Le film figurait pourtant parmi les propositions les plus singulières de cette sélection. Œuvre spectaculaire mêlant horreur, science-fiction et film de monstres, Hope s’éloignait nettement des canons habituellement associés à la compétition cannoise. Sa présence même en sélection pouvait apparaître comme une prise de risque de la part du Festival.
Le palmarès, lui, n’a finalement pas prolongé cette ouverture.
À l’inverse, la Palme d’or attribuée à Fjord peut aussi être lue comme un choix plus consensuel. Le film de Cristian Mungiu aborde pourtant une question forte, celle d’une institution d’État qui impose une norme unique et peine à reconnaître la diversité et la liberté d’opinion. Dans une compétition où aucun film ne semblait s’imposer de façon évidente, le jury a finalement privilégié cette proposition.

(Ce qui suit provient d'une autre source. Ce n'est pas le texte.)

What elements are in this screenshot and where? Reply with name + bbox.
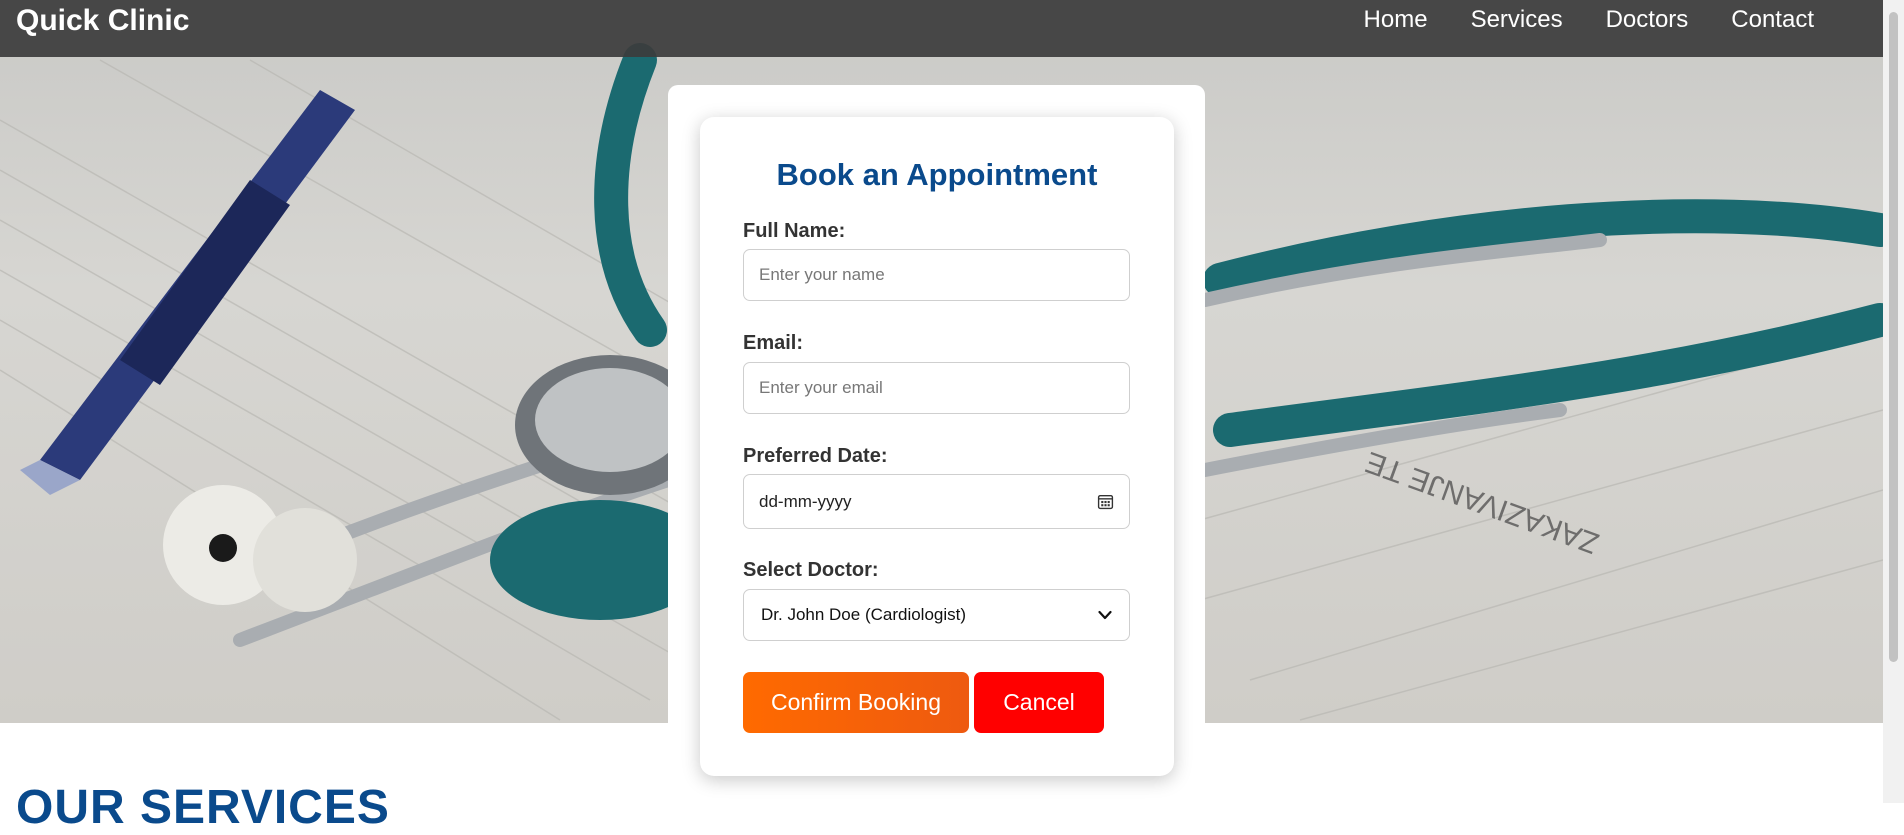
brand-logo[interactable]: Quick Clinic [16,4,189,38]
services-heading: OUR SERVICES [16,781,390,834]
name-input[interactable] [743,249,1130,301]
scroll-thumb[interactable] [1889,12,1898,662]
calendar-icon[interactable] [1097,493,1114,510]
date-label: Preferred Date: [743,445,888,467]
svg-text:ZAKAZIVANJE TE: ZAKAZIVANJE TE [1361,445,1603,560]
nav-services[interactable]: Services [1471,6,1563,34]
form-title: Book an Appointment [776,157,1098,192]
confirm-booking-button[interactable]: Confirm Booking [743,672,969,733]
date-value: dd-mm-yyyy [759,491,852,511]
page-scrollbar[interactable] [1883,0,1904,803]
email-input[interactable] [743,362,1130,414]
email-label: Email: [743,332,804,354]
doctor-selected-value: Dr. John Doe (Cardiologist) [761,605,967,624]
nav-doctors[interactable]: Doctors [1606,6,1689,34]
cancel-button[interactable]: Cancel [974,672,1104,733]
nav-contact[interactable]: Contact [1731,6,1814,34]
nav-home[interactable]: Home [1364,6,1428,34]
chevron-down-icon [1098,610,1112,620]
booking-form-card: Book an Appointment Full Name: Email: Pr… [700,117,1174,776]
nav-links: Home Services Doctors Contact [1364,6,1814,34]
name-label: Full Name: [743,220,846,242]
date-input[interactable]: dd-mm-yyyy [743,474,1130,529]
doctor-label: Select Doctor: [743,559,879,581]
doctor-select[interactable]: Dr. John Doe (Cardiologist) [743,589,1130,641]
top-navbar: Quick Clinic Home Services Doctors Conta… [0,0,1883,57]
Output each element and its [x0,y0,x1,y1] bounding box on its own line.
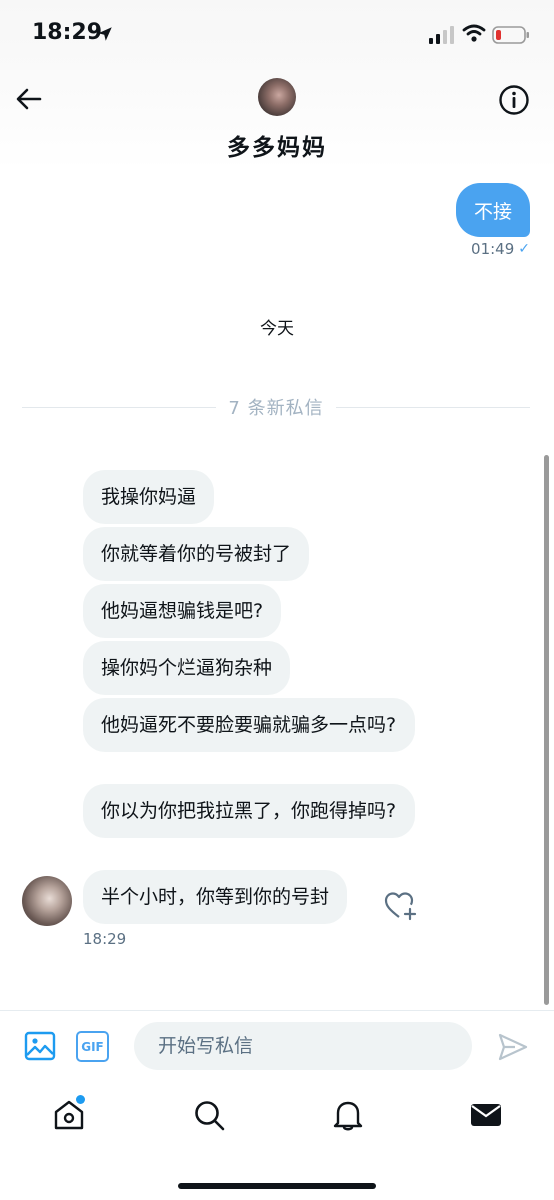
outgoing-meta: 01:49 ✓ [471,240,530,258]
scrollbar[interactable] [544,455,549,1005]
message-text: 你以为你把我拉黑了，你跑得掉吗? [101,800,397,822]
message-text: 他妈逼想骗钱是吧? [101,600,264,622]
outgoing-message[interactable]: 不接 [455,183,530,237]
message-input[interactable] [134,1022,472,1070]
battery-low-icon [492,26,529,44]
cell-signal-icon [429,26,454,44]
dm-conversation-screen: 18:29 多多妈妈 不接 01:49 ✓ 今天 7 条新私信 我操你妈逼 你就… [0,0,554,1200]
composer-divider [0,1010,554,1011]
incoming-message[interactable]: 他妈逼想骗钱是吧? [83,584,282,638]
message-text: 不接 [473,200,512,223]
incoming-message[interactable]: 你就等着你的号被封了 [83,527,310,581]
check-icon: ✓ [518,241,530,257]
info-icon[interactable] [498,84,530,116]
back-button[interactable] [14,84,44,114]
message-time: 18:29 [83,930,127,948]
message-text: 我操你妈逼 [101,486,197,508]
tab-search[interactable] [192,1098,226,1132]
gif-label: GIF [81,1039,104,1054]
sender-avatar[interactable] [22,876,72,926]
new-messages-label: 7 条新私信 [228,398,324,419]
status-time: 18:29 [32,20,103,45]
bell-icon [333,1101,363,1131]
wifi-icon [462,24,486,42]
contact-avatar[interactable] [258,78,296,116]
divider-line [22,406,217,408]
search-icon [195,1101,225,1131]
home-indicator [178,1183,376,1189]
contact-name[interactable]: 多多妈妈 [0,128,554,162]
incoming-message[interactable]: 你以为你把我拉黑了，你跑得掉吗? [83,784,415,838]
mail-icon [471,1104,501,1126]
incoming-message[interactable]: 我操你妈逼 [83,470,215,524]
incoming-message[interactable]: 操你妈个烂逼狗杂种 [83,641,291,695]
message-text: 半个小时，你等到你的号封 [101,886,330,908]
location-arrow-icon [98,27,112,41]
message-text: 他妈逼死不要脸要骗就骗多一点吗? [101,714,397,736]
tab-notifications[interactable] [331,1098,365,1132]
date-separator: 今天 [260,319,294,339]
image-icon[interactable] [24,1030,56,1062]
gif-button[interactable]: GIF [76,1031,109,1062]
message-text: 操你妈个烂逼狗杂种 [101,657,273,679]
message-time: 01:49 [471,240,515,258]
add-reaction-heart-icon[interactable] [384,890,418,922]
new-messages-divider: 7 条新私信 [22,394,530,420]
tab-messages[interactable] [469,1098,503,1132]
message-text: 你就等着你的号被封了 [101,543,292,565]
incoming-message[interactable]: 半个小时，你等到你的号封 [83,870,348,924]
send-icon[interactable] [497,1031,529,1063]
divider-line [335,406,530,408]
incoming-message[interactable]: 他妈逼死不要脸要骗就骗多一点吗? [83,698,415,752]
notification-dot [76,1095,85,1104]
status-bar: 18:29 [0,0,554,70]
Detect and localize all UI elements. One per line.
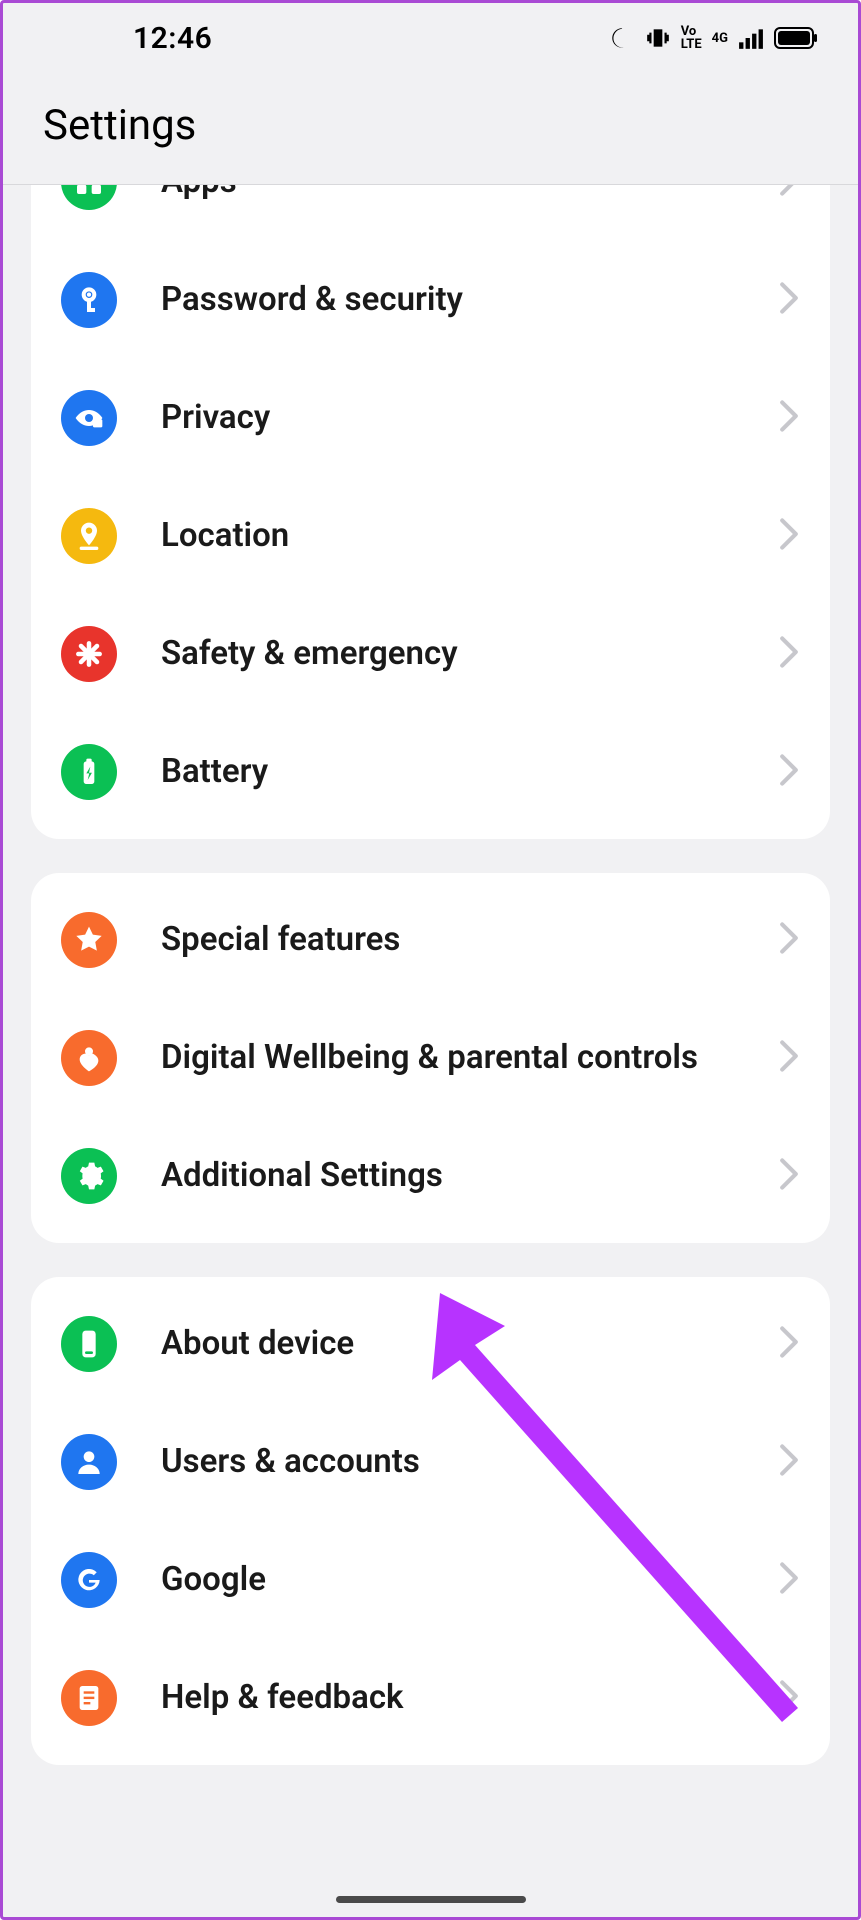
settings-item-label: Google — [161, 1559, 778, 1600]
page-header: Settings — [3, 73, 858, 185]
status-icons: VoLTE 4G — [609, 25, 818, 51]
settings-item-label: About device — [161, 1323, 778, 1364]
key-icon — [61, 272, 117, 328]
settings-item-safety[interactable]: Safety & emergency — [31, 595, 830, 713]
settings-item-label: Safety & emergency — [161, 633, 778, 674]
settings-item-label: Apps — [161, 185, 778, 203]
person-icon — [61, 1434, 117, 1490]
settings-item-wellbeing[interactable]: Digital Wellbeing & parental controls — [31, 999, 830, 1117]
settings-item-special[interactable]: Special features — [31, 881, 830, 999]
settings-item-about[interactable]: About device — [31, 1285, 830, 1403]
settings-item-users[interactable]: Users & accounts — [31, 1403, 830, 1521]
chevron-right-icon — [778, 1679, 800, 1717]
nav-gesture-pill[interactable] — [336, 1896, 526, 1903]
chevron-right-icon — [778, 1443, 800, 1481]
page-title: Settings — [43, 101, 818, 150]
settings-item-apps[interactable]: Apps — [31, 185, 830, 241]
chevron-right-icon — [778, 1325, 800, 1363]
battery-icon — [61, 744, 117, 800]
chevron-right-icon — [778, 281, 800, 319]
network-badge: 4G — [712, 32, 728, 45]
gear-icon — [61, 1148, 117, 1204]
grid-icon — [61, 185, 117, 210]
chevron-right-icon — [778, 1561, 800, 1599]
chevron-right-icon — [778, 921, 800, 959]
settings-scroll[interactable]: Apps Password & security Privacy Location Sa… — [3, 185, 858, 1917]
settings-item-location[interactable]: Location — [31, 477, 830, 595]
settings-item-google[interactable]: Google — [31, 1521, 830, 1639]
volte-icon: VoLTE — [681, 25, 702, 51]
asterisk-icon — [61, 626, 117, 682]
settings-group: About device Users & accounts Google Help &… — [31, 1277, 830, 1765]
settings-item-label: Users & accounts — [161, 1441, 778, 1482]
chevron-right-icon — [778, 753, 800, 791]
settings-item-label: Digital Wellbeing & parental controls — [161, 1037, 778, 1078]
phone-screen: 12:46 VoLTE 4G Settings Apps Password & s… — [3, 3, 858, 1917]
settings-item-label: Battery — [161, 751, 778, 792]
settings-item-label: Help & feedback — [161, 1677, 778, 1718]
settings-item-help[interactable]: Help & feedback — [31, 1639, 830, 1757]
settings-item-label: Special features — [161, 919, 778, 960]
battery-icon — [774, 27, 818, 49]
location-icon — [61, 508, 117, 564]
chevron-right-icon — [778, 185, 800, 201]
status-time: 12:46 — [133, 21, 212, 56]
chevron-right-icon — [778, 1157, 800, 1195]
settings-item-label: Location — [161, 515, 778, 556]
settings-item-privacy[interactable]: Privacy — [31, 359, 830, 477]
dnd-icon — [609, 25, 635, 51]
star-icon — [61, 912, 117, 968]
status-bar: 12:46 VoLTE 4G — [3, 3, 858, 73]
chevron-right-icon — [778, 399, 800, 437]
settings-item-password[interactable]: Password & security — [31, 241, 830, 359]
heart-icon — [61, 1030, 117, 1086]
signal-icon — [738, 27, 764, 49]
settings-item-label: Additional Settings — [161, 1155, 778, 1196]
g-icon — [61, 1552, 117, 1608]
settings-group: Special features Digital Wellbeing & pare… — [31, 873, 830, 1243]
settings-item-label: Password & security — [161, 279, 778, 320]
settings-item-battery[interactable]: Battery — [31, 713, 830, 831]
chevron-right-icon — [778, 517, 800, 555]
chevron-right-icon — [778, 1039, 800, 1077]
eye-lock-icon — [61, 390, 117, 446]
vibrate-icon — [645, 25, 671, 51]
book-icon — [61, 1670, 117, 1726]
phone-icon — [61, 1316, 117, 1372]
settings-group: Apps Password & security Privacy Location Sa… — [31, 185, 830, 839]
chevron-right-icon — [778, 635, 800, 673]
settings-item-additional[interactable]: Additional Settings — [31, 1117, 830, 1235]
settings-item-label: Privacy — [161, 397, 778, 438]
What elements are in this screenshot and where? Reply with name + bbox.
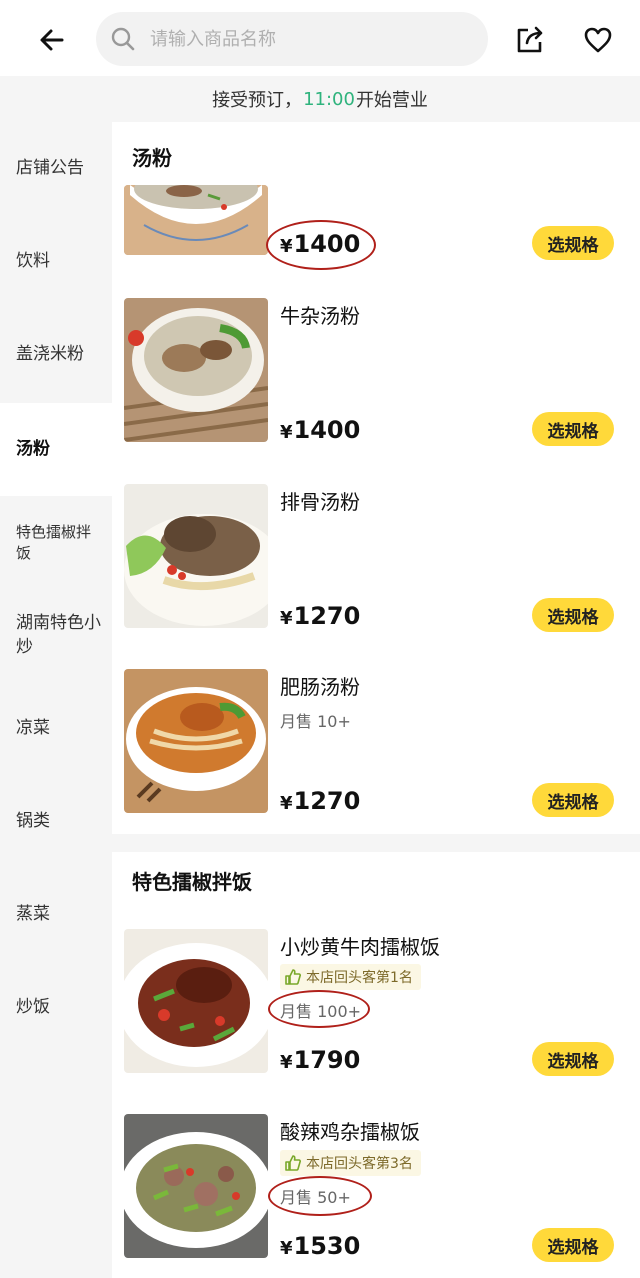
top-bar bbox=[0, 0, 640, 76]
notice-prefix: 接受预订， bbox=[212, 90, 303, 111]
sidebar-item-soup-noodles[interactable]: 汤粉 bbox=[0, 403, 112, 496]
sidebar-item-rice-noodle-topping[interactable]: 盖浇米粉 bbox=[0, 308, 112, 401]
search-bar[interactable] bbox=[96, 12, 488, 66]
sidebar-item-label: 凉菜 bbox=[16, 717, 50, 738]
category-sidebar: 店铺公告 饮料 盖浇米粉 汤粉 特色擂椒拌饭 湖南特色小炒 凉菜 锅类 蒸菜 炒… bbox=[0, 122, 112, 1278]
repeat-customer-badge: 本店回头客第1名 bbox=[280, 964, 421, 990]
sidebar-item-label: 炒饭 bbox=[16, 996, 50, 1017]
sidebar-item-steamed-dishes[interactable]: 蒸菜 bbox=[0, 868, 112, 961]
sidebar-item-announcement[interactable]: 店铺公告 bbox=[0, 122, 112, 215]
back-button[interactable] bbox=[30, 18, 74, 62]
sidebar-item-pepper-rice[interactable]: 特色擂椒拌饭 bbox=[0, 496, 112, 589]
business-hours-notice: 接受预订， 11:00 开始营业 bbox=[0, 76, 640, 122]
select-spec-button[interactable]: 选规格 bbox=[532, 1042, 614, 1076]
dish-price: ¥1530 bbox=[280, 1232, 361, 1260]
sidebar-item-drinks[interactable]: 饮料 bbox=[0, 215, 112, 308]
dish-image[interactable] bbox=[124, 929, 268, 1073]
dish-price: ¥1270 bbox=[280, 602, 361, 630]
dish-price: ¥1400 bbox=[280, 230, 361, 258]
monthly-sales: 月售 50+ bbox=[280, 1188, 351, 1207]
dish-image[interactable] bbox=[124, 484, 268, 628]
section-title: 汤粉 bbox=[132, 146, 172, 170]
badge-label: 本店回头客第1名 bbox=[306, 970, 413, 986]
dish-price: ¥1790 bbox=[280, 1046, 361, 1074]
favorite-button[interactable] bbox=[576, 18, 620, 62]
sidebar-item-label: 店铺公告 bbox=[16, 157, 84, 178]
sidebar-item-label: 蒸菜 bbox=[16, 903, 50, 924]
notice-suffix: 开始营业 bbox=[355, 90, 428, 111]
select-spec-button[interactable]: 选规格 bbox=[532, 783, 614, 817]
sidebar-item-label: 湖南特色小炒 bbox=[16, 612, 101, 657]
notice-time: 11:00 bbox=[303, 88, 355, 110]
sidebar-item-label: 盖浇米粉 bbox=[16, 343, 84, 364]
sidebar-item-hunan-stir-fry[interactable]: 湖南特色小炒 bbox=[0, 589, 112, 682]
section-title: 特色擂椒拌饭 bbox=[132, 870, 252, 894]
select-spec-button[interactable]: 选规格 bbox=[532, 412, 614, 446]
sidebar-item-label: 特色擂椒拌饭 bbox=[16, 522, 92, 562]
dish-price: ¥1270 bbox=[280, 787, 361, 815]
share-button[interactable] bbox=[508, 18, 552, 62]
sidebar-item-label: 汤粉 bbox=[16, 438, 50, 459]
dish-price: ¥1400 bbox=[280, 416, 361, 444]
badge-label: 本店回头客第3名 bbox=[306, 1156, 413, 1172]
select-spec-button[interactable]: 选规格 bbox=[532, 226, 614, 260]
sidebar-item-label: 饮料 bbox=[16, 250, 50, 271]
thumbs-up-icon bbox=[285, 1155, 301, 1171]
dish-name: 排骨汤粉 bbox=[280, 490, 360, 514]
dish-name: 酸辣鸡杂擂椒饭 bbox=[280, 1120, 420, 1144]
menu-content: 汤粉 ¥1400 选规格 牛杂汤粉 ¥1400 选规格 排骨汤粉 ¥1270 选… bbox=[112, 122, 640, 1278]
dish-image[interactable] bbox=[124, 298, 268, 442]
share-icon bbox=[517, 26, 543, 53]
sidebar-item-label: 锅类 bbox=[16, 810, 50, 831]
monthly-sales: 月售 10+ bbox=[280, 712, 351, 731]
search-input[interactable] bbox=[150, 28, 450, 50]
repeat-customer-badge: 本店回头客第3名 bbox=[280, 1150, 421, 1176]
dish-image[interactable] bbox=[124, 1114, 268, 1258]
sidebar-item-hot-pots[interactable]: 锅类 bbox=[0, 775, 112, 868]
monthly-sales: 月售 100+ bbox=[280, 1002, 362, 1021]
select-spec-button[interactable]: 选规格 bbox=[532, 1228, 614, 1262]
search-icon bbox=[111, 27, 135, 51]
dish-image[interactable] bbox=[124, 669, 268, 813]
dish-name: 牛杂汤粉 bbox=[280, 304, 360, 328]
section-divider bbox=[112, 834, 640, 852]
heart-icon bbox=[584, 27, 612, 53]
sidebar-item-cold-dishes[interactable]: 凉菜 bbox=[0, 682, 112, 775]
dish-name: 小炒黄牛肉擂椒饭 bbox=[280, 935, 440, 959]
select-spec-button[interactable]: 选规格 bbox=[532, 598, 614, 632]
arrow-left-icon bbox=[40, 29, 64, 51]
sidebar-item-fried-rice[interactable]: 炒饭 bbox=[0, 961, 112, 1054]
dish-image[interactable] bbox=[124, 185, 268, 255]
thumbs-up-icon bbox=[285, 969, 301, 985]
dish-name: 肥肠汤粉 bbox=[280, 675, 360, 699]
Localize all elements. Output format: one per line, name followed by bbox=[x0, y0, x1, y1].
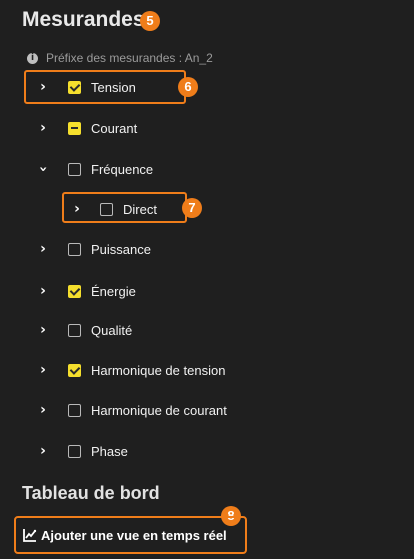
chevron-right-icon[interactable]: › bbox=[36, 284, 50, 298]
chevron-right-icon[interactable]: › bbox=[36, 80, 50, 94]
add-realtime-view-button[interactable]: Ajouter une vue en temps réel bbox=[14, 516, 247, 554]
courant-checkbox[interactable] bbox=[68, 121, 81, 135]
tree-item-label: Tension bbox=[91, 79, 136, 95]
puissance-checkbox[interactable] bbox=[68, 242, 81, 256]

Lauréats de la 79e édition du Festival de Cannes © Amélie Canon / FDC
Palme d'or de la 79e édition du Festival de Cannes © Joachim Tournebize / FDC
Remise de la Palme d'or par Tilda Swinton à FJORD de Cristian Mungiu © Sameer AL-DOUMY / AFP
Remise du Grand Prix par Zoe Saldaña à Andreï Zviaguintsev pour Minotaure © Sameer AL-DOUMY / AFP
Remise du Prix de la Mise en scène à Pawel Pawlikowski pour FATHERLAND © Valery HACHE / AFP
Palmarès du 79e Festival de Cannes
Palme d’or : Fjord, de Cristian Mungiu
Grand Prix : Minotaure, d’Andreï Zviaguintsev
Prix du Jury : L’Aventure rêvée, de Valeska Grisebach
Prix de la mise en scène : Javier Ambrossi et Javier Calvo pour La Bola Negra, et Paweł Pawlikowski pour Fatherland
Prix du scénario : Emmanuel Marre pour Notre salut
Prix d’interprétation féminine : Virginie Efira et Tao Okamoto pour Soudain, de Ryusuke Hamaguchi
Prix d’interprétation masculine : Emmanuel Macchia et Valentin Campagne pour Coward, de Lukas Dhont
Caméra d’or : Ben’imana, de Marie-Clémentine Dusabejambo
Palme d’or du court métrage : Aux adversaires, de Federico Luis.